Rijkswaterstaat start een proef om gericht op bodemvuil te vissen, dat achter is gebleven na het eerdere (grove) bergingswerk gekoppeld aan de ramp met de MSC ZOE. Bergingsschepen zijn eerder ingezet om groot afval te lokaliseren en te bergen, nu wil Rijkswaterstaat het kleine afval gaan opvissen met zowel een bergingsschip als een vissersschip.
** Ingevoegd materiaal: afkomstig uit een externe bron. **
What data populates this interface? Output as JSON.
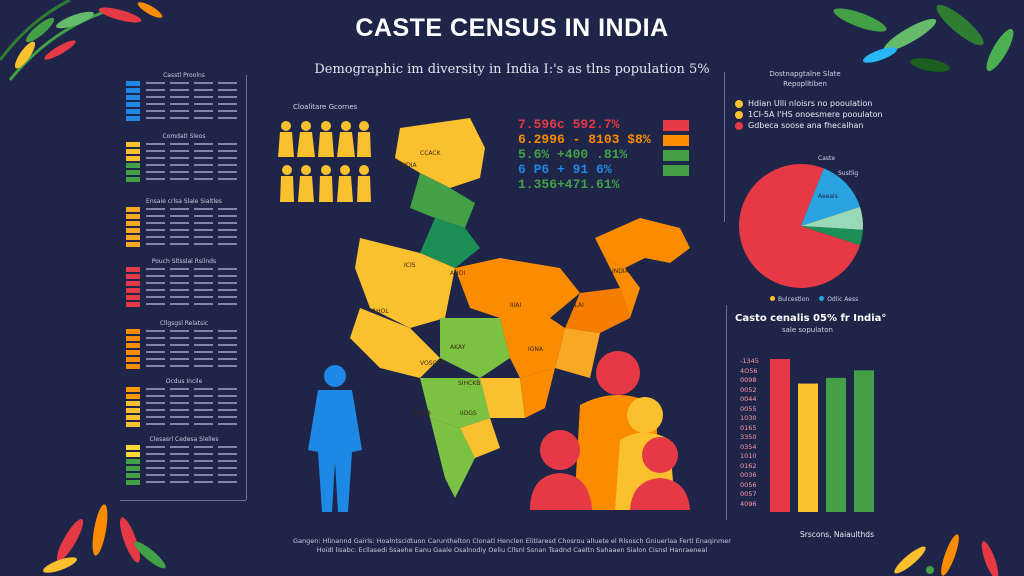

Er wordt gestart met een kleinschalige proef voor de duur van twee tot drie weken. De LO 28 van Frits van Dellen is door Rijkswaterstaat ingehuurd en gaat deze week beginnen met proefvissen. Voor Rijkswaterstaat was deze keuze logisch omdat ze al eerder ervaring met de LO 28 hebben opgedaan toen het als stand-by schip werd ingezet.
Voorafgaand aan de pilot is het gebied met speciale sonarapparatuur in kaart gebracht en aan de hand daarvan is een route uitgestippeld waar de LO 28 zich op zal richten. Van iedere vangst wordt een nauwkeurige registratie bijgehouden. Een waarnemer van Wageningen Marine Research (WMR) zal hier in eerste instantie zorg voor dragen.
Met het uitvoeren van de proef wordt onderzocht of vissersvaartuigen succesvol ingezet kunnen worden voor bergingswerkzaamheden op zee. De pilot zal worden geƫvalueerd waarbij een belangrijk aandachtspunt is dat de opbrengsten en de inspanningen in een goede verhouding tot elkaar staan. Op basis van het resultaat van de pilot kan het zijn dat meerdere vissersschepen ingezet worden voor het vuilvissen, maar het kan ook betekenen dat er geen vervolg aan het vuilvissen wordt gegeven.